このひと月の間に、広元は三度ほど周瑜に会っていた。
療養中だったため、周瑜とはいつも短い会話を交わすだけであったが、この若き将が、名門出に見合う品格を備えていること、魯粛の評価に違わぬ才華を持つ者であることは、広元にも容易に伝わった。
加え、会うたびに嘆称してしまう。
―――― しかし、なんと美男か。
男の広元でも、つい凝視してしまう瞬間がある。
筆でくっきりと描き込まれたような男眉。
濃い黒目を持つ眼は英気を湛え、大きく開かれながら目尻が切れ上がっていた。
整った顔骨格しかり。
まったく『眉目清秀』とは、この男を形容するために生み出された言葉ではなかろうか。
その造形物が、これまた人一倍雄偉な体格の上に乗っかっているのだから、完璧だ。
―――― 子敬どのが、繰り返し言うだけのことはあるな。
容姿は血統同様、政界でも戦場でも重要視される要素。なるほどこれは、世の将帥達が挙って求める偉才に違いないと、広元も納得させられる。
県長という立場も、言うまでも無く心強い点だ。
此度の任務である探し人について、広元は尋ねてみた。なれど残念ながら、周瑜、魯粛共に、芳しい情報を持っていないようであった。

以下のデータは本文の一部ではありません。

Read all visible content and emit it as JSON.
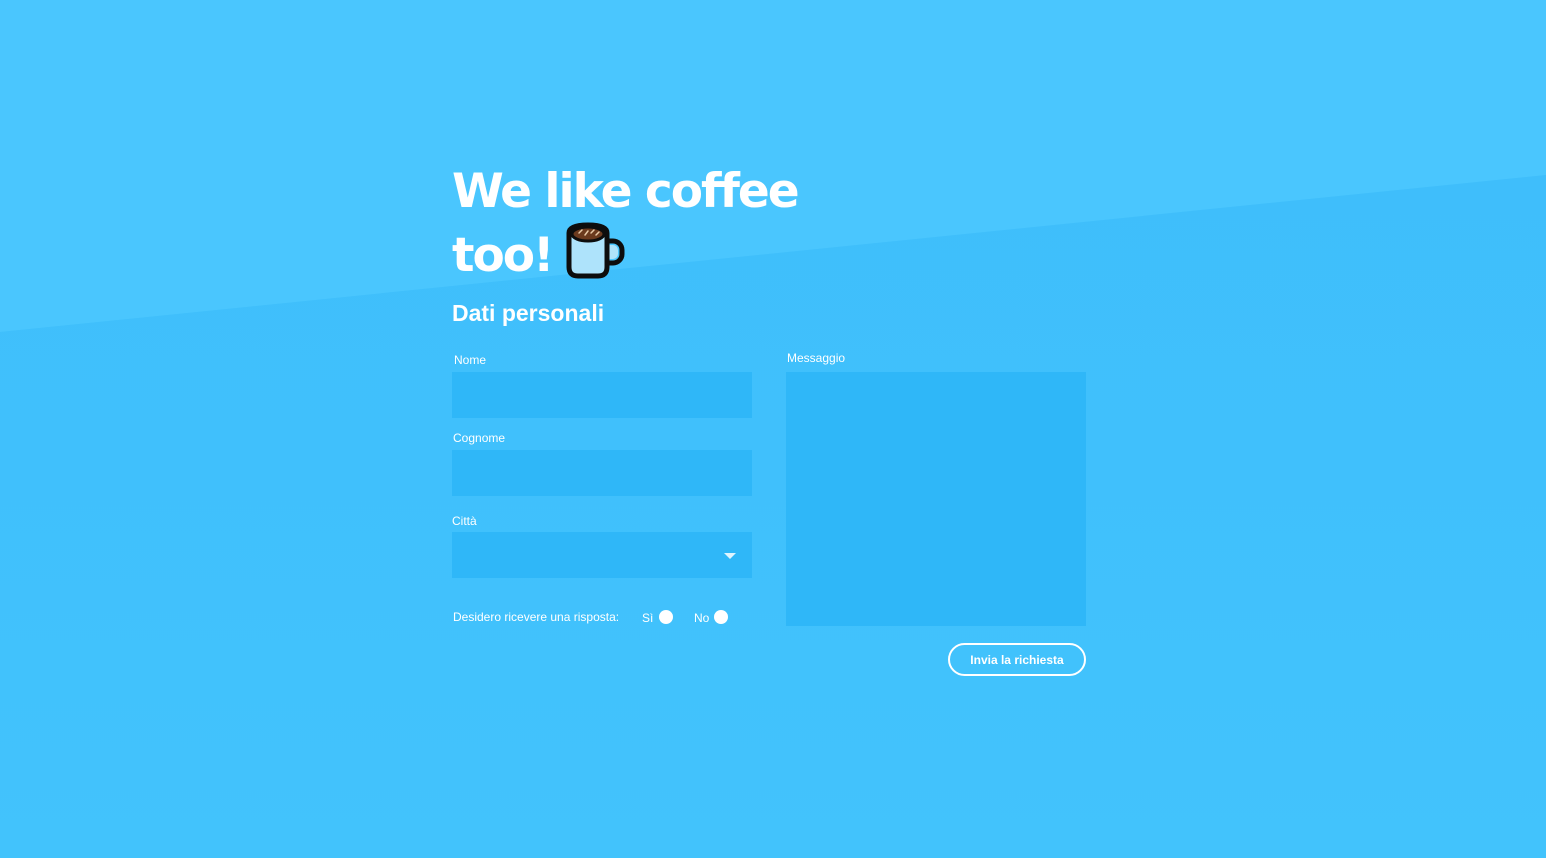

「今後の協力は惜しまずしよう。焦らず、まずは自身の身体回復に努めたまえ」
爽やかな周瑜の笑貌。声色までが、ほどよい低音で耳に心地よく響いた。
そんな周瑜から突然、
「広元と珖明を、客人として庁舎に招待したい」
という案内が届いたのである。二日前のことだ。
よってこの日、広元と珖明は庁舎に向かっているのである。
「居巣は水上交通の要害地だし、剣吞地域のひとつと言っていいのにな。公務にも関わらない外部一般人を、招き入れてくれるとは」
案内を受けたときと同じことを、広元は口にした。
昨今、どこの誰が間者かもわからない。長ならば当然、監視の目を光らせているだろう。
しかも広元達の居住地・襄陽のある荊州牧(州知事)の劉表と、居巣の属する蘆江郡支配者・袁術の関係は険悪なのだ。
珖明はこともなげに返す。
「周瑜から見れば、我々はあまりに部外者だから、警戒は要らないと判断したんだろう。だいたい、到着早々雑魚賊にやれているような者を危険とは考えない」
「そ、そりゃまあ……そうか」
二の句が告げぬ見解に、広元はまた額を掻く。
周瑜の行為は、単なる親切心からかも知れない。
なんにせよ、広元の本来の向学心からすれば有難い話だった。
……有難いのではあったが。
「……」
周瑜が珖明に強い興味を持っていること。
そして珖明もまた、ある程度周瑜に反応していること。
今回に限って、広元は何とも微妙な想いを抱えながら、沓裏で大路の凹凸を捉え続けていた。